The campaign also resonated with local Dove ambassador Toni Street. “While the odd filter can be lots of fun, constant consumption of social media and the digital distortion available these days is clearly having a lasting negative effect on the self-esteem and body confidence of our young people,” she says. “I want to make sure I have the knowledge and tools to help my kids through these challenges. I hate the thought of our young people being consumed by the way they think they need to look.”

Now, Dove is shifting the narrative on social media — lifting the veil on what’s deemed as “real” and encouraging parents and teachers to have “The Selfie Talk” by engaging in conversations with tweens and teens about navigating the digital age with The Dove Confidence Kit, which is available via the Dove website.

According to Professor Phillippa Diedrichs, creator of the Confidence Kit and research psychologist at the Centre of Appearance Research at the University of West England, the perpetual consumption of social media can contribute towards an individual’s negative perception of their body, and harshly impact their mood and self-esteem. “Oftentimes, this can be attributed to users spending significant amounts of time posting selfies, using editing apps and filters to alter their appearance, comparing themselves to others, and seeking validation through comments and likes,” she says. “It is therefore imperative that we help young people to develop the skills to navigate social media in a healthy and productive way.”

The Dove Confidence Kit unpacks important topics that have an impact on young people’s self-esteem and body confidence, ranging from social media, peer and cultural pressures, through to teasing and bullying about appearance. Every article and activity included in the guide helps identify self-esteem issues you feel may be affecting your child or a child you care about, along with action checklists to help incite positive changes or initiate conversations to tackle issues head-on.
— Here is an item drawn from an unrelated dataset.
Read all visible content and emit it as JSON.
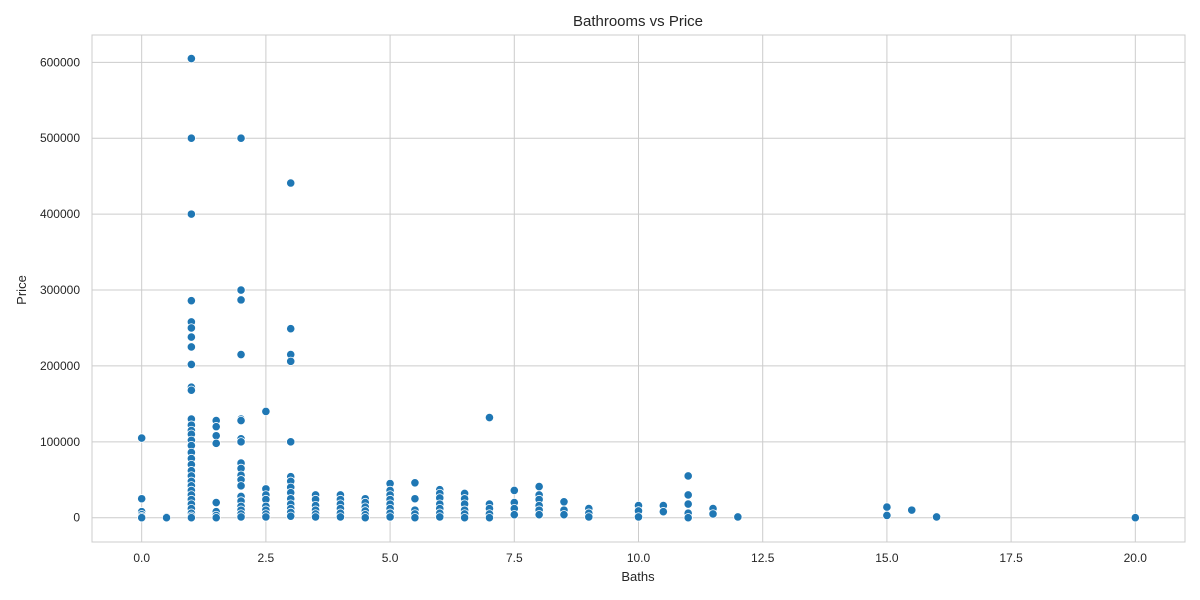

You can even search for specific topics in a particular age range by using the search filters provided.

Having “The Selfie Talk” is a good place to start — empowering young people to think critically about the images they’re seeing on screens, and providing them with the right tools they need to build self-esteem, confidence and wellbeing.


  • Help them understand digital distortion by explaining the techniques and tools many influencers or celebrities use to alter their selfies to create the “perfect Instagram shot”.
  • Explain how Instagram is a highlight reel to help them avoid any negative self-talk or comparison.
  • Reframe how they use social media — thinking of it as a way of connecting with others online and encouraging them to curate a positive feed by unfollowing any accounts that don’t make them feel good about themselves.
  • Empower them to create real content that doesn’t focus solely on appearance, and instead highlights their interests or activities they enjoy.
  • Teach them how to spot ads over genuine opinions by familiarising them with social media hashtags like #ad or #gifted.
  • Develop a game-plan together if cyber-bullying arises so they are better able to cope.
  • Take a break from screen time by setting limits on apps and having them engage in activities they enjoy away from their tablet, laptop or phone.